Cybersecurity CVE Trends
Feedly for Cybersecurity includes a special security skill which allows Leo to understand which software vulnerabilities are trending. The logic here is that vulnerabilities that are trending have a higher level of awareness and are more likely to be exploited (and should be patched more quickly).
We offer this trending metadata as a CSV file which includes metadata related to all the CVEs published in the last 18 months. This document describes the fields includes in the CSV file for each CVE.
- date: The Unix timestamps of the first article we crawled in Feedly that mentioned the CVE
- n_articles: The number of articles mentioning the CVE. The articles are weighted by the factor 1/sqrt(number of CVEs mentioned in the article)

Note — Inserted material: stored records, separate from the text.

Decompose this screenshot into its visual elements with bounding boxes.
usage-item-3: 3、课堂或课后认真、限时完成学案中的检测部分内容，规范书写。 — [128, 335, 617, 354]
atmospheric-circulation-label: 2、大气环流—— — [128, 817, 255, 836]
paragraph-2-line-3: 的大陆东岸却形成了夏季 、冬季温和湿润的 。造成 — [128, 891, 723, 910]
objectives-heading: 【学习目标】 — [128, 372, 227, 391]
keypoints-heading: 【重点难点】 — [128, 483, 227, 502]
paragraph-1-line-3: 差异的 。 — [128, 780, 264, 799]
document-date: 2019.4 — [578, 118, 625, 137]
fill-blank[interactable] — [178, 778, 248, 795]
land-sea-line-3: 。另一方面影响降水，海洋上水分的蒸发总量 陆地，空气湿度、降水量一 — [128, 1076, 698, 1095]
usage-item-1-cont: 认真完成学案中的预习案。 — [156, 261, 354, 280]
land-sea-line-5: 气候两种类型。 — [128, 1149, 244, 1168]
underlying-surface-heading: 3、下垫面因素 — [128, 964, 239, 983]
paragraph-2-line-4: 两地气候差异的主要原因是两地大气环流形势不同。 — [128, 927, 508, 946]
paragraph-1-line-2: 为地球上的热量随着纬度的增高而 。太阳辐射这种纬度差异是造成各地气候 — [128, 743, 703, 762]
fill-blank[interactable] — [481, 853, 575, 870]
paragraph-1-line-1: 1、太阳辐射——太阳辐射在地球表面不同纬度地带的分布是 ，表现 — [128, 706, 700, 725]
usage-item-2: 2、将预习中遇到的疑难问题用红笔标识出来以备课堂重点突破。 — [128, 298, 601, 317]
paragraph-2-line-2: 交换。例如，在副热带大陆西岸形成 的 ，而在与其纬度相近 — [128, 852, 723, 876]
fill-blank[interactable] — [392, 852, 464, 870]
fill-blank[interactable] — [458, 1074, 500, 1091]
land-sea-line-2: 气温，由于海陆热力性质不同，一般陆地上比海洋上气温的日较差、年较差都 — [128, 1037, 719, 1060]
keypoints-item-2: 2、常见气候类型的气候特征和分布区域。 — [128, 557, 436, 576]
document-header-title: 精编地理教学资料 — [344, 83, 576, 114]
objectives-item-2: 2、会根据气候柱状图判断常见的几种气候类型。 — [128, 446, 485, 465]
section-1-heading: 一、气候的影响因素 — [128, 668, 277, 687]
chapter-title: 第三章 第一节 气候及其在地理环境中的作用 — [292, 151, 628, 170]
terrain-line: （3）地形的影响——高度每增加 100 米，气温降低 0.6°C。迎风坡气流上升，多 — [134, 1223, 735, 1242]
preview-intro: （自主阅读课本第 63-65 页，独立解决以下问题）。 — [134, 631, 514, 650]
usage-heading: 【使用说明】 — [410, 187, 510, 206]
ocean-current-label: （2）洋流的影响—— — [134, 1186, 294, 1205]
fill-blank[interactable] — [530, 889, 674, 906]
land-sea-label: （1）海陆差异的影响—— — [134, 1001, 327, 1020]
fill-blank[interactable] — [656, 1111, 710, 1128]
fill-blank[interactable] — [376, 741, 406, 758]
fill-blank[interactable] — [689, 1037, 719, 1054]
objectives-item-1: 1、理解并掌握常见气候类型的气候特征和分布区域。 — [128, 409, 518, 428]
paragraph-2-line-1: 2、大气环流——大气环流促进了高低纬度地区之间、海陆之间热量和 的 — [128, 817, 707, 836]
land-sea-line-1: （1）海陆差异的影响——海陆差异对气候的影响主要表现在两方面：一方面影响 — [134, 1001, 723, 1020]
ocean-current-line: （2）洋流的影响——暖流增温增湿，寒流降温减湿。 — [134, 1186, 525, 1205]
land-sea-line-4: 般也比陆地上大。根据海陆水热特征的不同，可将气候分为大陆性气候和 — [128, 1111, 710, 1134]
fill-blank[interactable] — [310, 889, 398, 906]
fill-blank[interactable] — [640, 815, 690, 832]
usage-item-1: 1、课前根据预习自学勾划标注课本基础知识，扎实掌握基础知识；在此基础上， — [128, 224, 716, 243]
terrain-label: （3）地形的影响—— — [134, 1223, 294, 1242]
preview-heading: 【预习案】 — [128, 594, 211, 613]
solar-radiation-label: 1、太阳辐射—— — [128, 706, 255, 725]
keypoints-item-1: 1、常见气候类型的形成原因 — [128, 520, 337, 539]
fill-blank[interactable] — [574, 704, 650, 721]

- baseline_value: We take the mean+3std of the n_articles values (at the same number of hour as the CVE we are considering) for the CVEs of the main vendor (see below for how we choose the main vendor)
- baseline_confidence: This boolean is at True if we estimate that the baseline has enough data (in terms of number of CVEs it takes to be calculated) to be accurate
- last_update: The Unix timestamp of the last update on that row (if the CVE is less than 1 week old, then it should increase every hour).
The file is updated every hour, around HH:55 (the operation takes about 3 minutes), and, for every CVE from which the first article was published less than a week ago:
The columns n_articles is updated with the new articles mentioning the CVE.
We change the hour of the baseline_value (and we check if the vendors' list of the CVE has been updated).
The baseline_confidence is updated for the vendors that qualify.
The last_update timestamp is set to the current time.
- In which bucket the number of CVEs of the vendor is (bucket limits are: 0, 10, 20, 50, 100, 200, 500, 1000 CVEs). (eg, a vendor with 361 CVEs will be in the 5th bucket, and a vendor with only 12 CVEs will be in the 2nd)
- The baseline value at H168